After suffering a narrow 5-4 loss against then second-ranked Bowdoin on Sunday, April 3, the women’s tennis team had high expectations heading into its match this week against defending Division III national champion and Little Three rival Williams. The Cardinals hoped to notch their first win against the Ephs in program history. While the Birds put forth a valiant effort, they were once again thwarted as the Ephs emerged victorious, with a 5-1 decision. With the loss, the Cards fall to 3-3 on the season and remain winless against NESCAC opponents.
“I think the team came out really fired up, especially since Williams is a rival,” said captain Maddie James ’16. “It’s always fun and exciting to play a top team in the nation, particularly when you feel like you can compete with them on every court, which we definitely did.”
The match started off following standard protocol with doubles action taking center stage. The dynamic duo of Eudice Chong ’18 and Aashli Budhiraja ’18 at number one doubles put the Cardinals on the board first after a 9-8 highly competitive win that was decided by a tiebreaker. The Cardinals, however, did not fare as well on courts two and three, which in part could be attributed to the fact that this was the first competitive action for these newly reconfigured pairings. Each duo has only been playing together for about a week.
At two doubles, Victoria Yu ’19 was joined by teammate Dasha Dubinsky ’18, while Helen Klass-Warch ’18 and Nicole McCann ’18 represented the Cards at three. While the change may not have proved successful on Saturday, these new pairings have the potential to cause a lot of problems for future opponents in the weeks ahead.
“I think Eudice and Aashli played a very clean match at 1,” said Head Coach Mike Fried. “We changed the pairings of our two and three doubles teams for the first time this year, and I think that is always a tough prospect without a lot of time to acclimate to playing together. We worked on it this week in practice, but I think doubles teams rely a lot on chemistry and that comes from spending quite a bit of time together on the court. We just thought it might benefit us to move some things around, and I hope that as both those teams get a chance to spend some more time on the court together, that the spark we think is there is in fact there, but you know it is a tricky situation practicing for a week and then having your first go around against the defending national champs.”
Heading into singles, the Cardinals found themselves down 2-1. Despite their efforts, they were never able to draw even with the perennial powerhouse. The Ephs took the next three matches, and before the Cardinals knew it, the matches had been decided, 5-1. The straight-set wins came at first, fifth, and sixth singles for Williams.

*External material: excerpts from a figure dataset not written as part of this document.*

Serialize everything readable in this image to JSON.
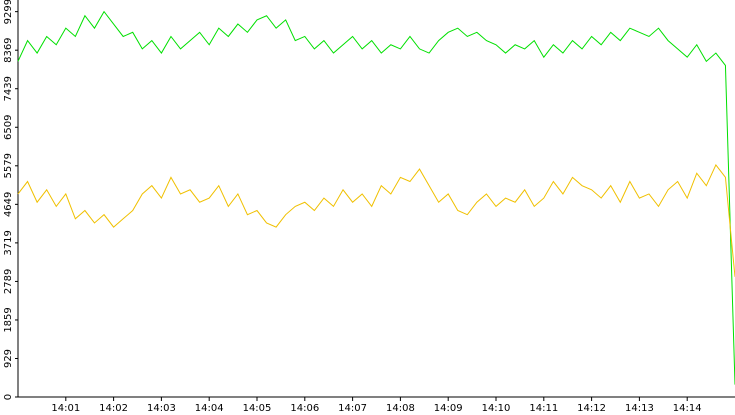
{
  "chart_data": {
    "type": "line",
    "x": [
      0,
      0.2,
      0.4,
      0.6,
      0.8,
      1,
      1.2,
      1.4,
      1.6,
      1.8,
      2,
      2.2,
      2.4,
      2.6,
      2.8,
      3,
      3.2,
      3.4,
      3.6,
      3.8,
      4,
      4.2,
      4.4,
      4.6,
      4.8,
      5,
      5.2,
      5.4,
      5.6,
      5.8,
      6,
      6.2,
      6.4,
      6.6,
      6.8,
      7,
      7.2,
      7.4,
      7.6,
      7.8,
      8,
      8.2,
      8.4,
      8.6,
      8.8,
      9,
      9.2,
      9.4,
      9.6,
      9.8,
      10,
      10.2,
      10.4,
      10.6,
      10.8,
      11,
      11.2,
      11.4,
      11.6,
      11.8,
      12,
      12.2,
      12.4,
      12.6,
      12.8,
      13,
      13.2,
      13.4,
      13.6,
      13.8,
      14,
      14.2,
      14.4,
      14.6,
      14.8,
      15
    ],
    "series": [
      {
        "color": "#00e000",
        "values": [
          8100,
          8600,
          8300,
          8700,
          8500,
          8900,
          8700,
          9200,
          8900,
          9300,
          9000,
          8700,
          8800,
          8400,
          8600,
          8300,
          8700,
          8400,
          8600,
          8800,
          8500,
          8900,
          8700,
          9000,
          8800,
          9100,
          9200,
          8900,
          9100,
          8600,
          8700,
          8400,
          8600,
          8300,
          8500,
          8700,
          8400,
          8600,
          8300,
          8500,
          8400,
          8700,
          8400,
          8300,
          8600,
          8800,
          8900,
          8700,
          8800,
          8600,
          8500,
          8300,
          8500,
          8400,
          8600,
          8200,
          8500,
          8300,
          8600,
          8400,
          8700,
          8500,
          8800,
          8600,
          8900,
          8800,
          8700,
          8900,
          8600,
          8400,
          8200,
          8500,
          8100,
          8300,
          8000,
          300
        ]
      },
      {
        "color": "#f0c000",
        "values": [
          4900,
          5200,
          4700,
          5000,
          4600,
          4900,
          4300,
          4500,
          4200,
          4400,
          4100,
          4300,
          4500,
          4900,
          5100,
          4800,
          5300,
          4900,
          5000,
          4700,
          4800,
          5100,
          4600,
          4900,
          4400,
          4500,
          4200,
          4100,
          4400,
          4600,
          4700,
          4500,
          4800,
          4600,
          5000,
          4700,
          4900,
          4600,
          5100,
          4900,
          5300,
          5200,
          5500,
          5100,
          4700,
          4900,
          4500,
          4400,
          4700,
          4900,
          4600,
          4800,
          4700,
          5000,
          4600,
          4800,
          5200,
          4900,
          5300,
          5100,
          5000,
          4800,
          5100,
          4700,
          5200,
          4800,
          4900,
          4600,
          5000,
          5200,
          4800,
          5400,
          5100,
          5600,
          5300,
          2900
        ]
      }
    ],
    "xlim": [
      0,
      15
    ],
    "xticks": [
      {
        "value": 1,
        "label": "14:01"
      },
      {
        "value": 2,
        "label": "14:02"
      },
      {
        "value": 3,
        "label": "14:03"
      },
      {
        "value": 4,
        "label": "14:04"
      },
      {
        "value": 5,
        "label": "14:05"
      },
      {
        "value": 6,
        "label": "14:06"
      },
      {
        "value": 7,
        "label": "14:07"
      },
      {
        "value": 8,
        "label": "14:08"
      },
      {
        "value": 9,
        "label": "14:09"
      },
      {
        "value": 10,
        "label": "14:10"
      },
      {
        "value": 11,
        "label": "14:11"
      },
      {
        "value": 12,
        "label": "14:12"
      },
      {
        "value": 13,
        "label": "14:13"
      },
      {
        "value": 14,
        "label": "14:14"
      }
    ],
    "ylim": [
      0,
      9580
    ],
    "yticks": [
      0,
      929,
      1859,
      2789,
      3719,
      4649,
      5579,
      6509,
      7439,
      8369,
      9299
    ]
  }
}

When play halted, second singles for Wesleyan was down 1-2 in the third set, third singles for the Cardinals was up 5-4, and fourth singles had just started, with the Ephs taking the opening and only game of the match.

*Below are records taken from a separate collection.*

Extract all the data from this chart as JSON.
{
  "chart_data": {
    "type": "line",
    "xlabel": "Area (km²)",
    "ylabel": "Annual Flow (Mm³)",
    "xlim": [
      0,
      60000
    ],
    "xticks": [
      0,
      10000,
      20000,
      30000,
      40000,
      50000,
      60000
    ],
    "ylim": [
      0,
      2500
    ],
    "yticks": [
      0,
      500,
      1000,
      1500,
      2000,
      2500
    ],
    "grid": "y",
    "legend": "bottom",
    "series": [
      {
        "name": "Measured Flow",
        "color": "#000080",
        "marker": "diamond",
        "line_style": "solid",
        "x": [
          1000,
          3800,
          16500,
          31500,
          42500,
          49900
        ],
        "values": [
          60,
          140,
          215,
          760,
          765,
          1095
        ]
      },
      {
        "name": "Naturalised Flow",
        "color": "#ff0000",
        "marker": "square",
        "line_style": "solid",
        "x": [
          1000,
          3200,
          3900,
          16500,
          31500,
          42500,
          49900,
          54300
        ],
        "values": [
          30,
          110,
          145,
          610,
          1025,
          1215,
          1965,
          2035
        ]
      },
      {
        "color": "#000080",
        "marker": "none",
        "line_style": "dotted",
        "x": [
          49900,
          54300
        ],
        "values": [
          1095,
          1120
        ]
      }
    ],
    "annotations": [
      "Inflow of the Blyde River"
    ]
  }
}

“Williams has always been a top team; they have a lot of solid players and a really deep lineup, and I think they just have a culture of wining,” James stated. “But it’s exciting and cool to see how close we are with top teams like Williams. When I was a freshman, the matches against Williams were not close at all, so its really amazing to see how far the program has come since then. We are actually competing with top teams in the nation and I think our matches with teams like Williams will only continue to get closer.”
For the first time in her career at Wesleyan, Chong, the number one player, was unable to record a victory in singles for the Cardinals, twice falling 6-4. Despite the fact that the overall match score was 5-1 and the contest was not even fully played, the Cardinals never gave up hope of pulling off the upset. Over the past few years, the Cardinals have developed into a highly competitive program, hanging with the strongest teams in and out of the NESCAC. Rather than getting trampled, they can now assess their weaknesses and continuously improve as they steadily take that next step toward elite program status.
“I hope this lights a fire under us to realize that there’s work to be done and we can’t be complacent,” Fried said. “If we’re really going to walk the walk in terms of meaning what we say with our goal of winning a national championship, whenever that may come, I think that this was a good match to show that we’ve got a lot of work to do.”
These next several days will be a pivotal stretch of the season for the Cardinals, as they play three matches over the course of four days. Starting Saturday, April 16, the Cards look to right the ship and record their first conference win of the season when they travel to Clinton, New York to take on Hamilton, a team they have beaten ten consecutive times. Next, the team is back on the bus as the Cards make their way to Amherst to face the Purple and White. Upon returning to campus, the Cardinals will have a day off before they host Bates on Tuesday, April 19 at 3 p.m.
While every match is important and every win counts in the record books and conference standings, a win against Amherst, a team the Cardinals have beaten only once in 36 meetings, would surely rank among the greatest wins in the program’s history.
“A win against Amherst would be huge for us,” James said. “As part of the Little Three, Amherst and Williams are always two of the biggest and most exciting matches of our season, and I think this year could be our year to beat Amherst. I think a win against them would really prove that we are a team to be reckoned with and will solidify our place as a top team in the nation.”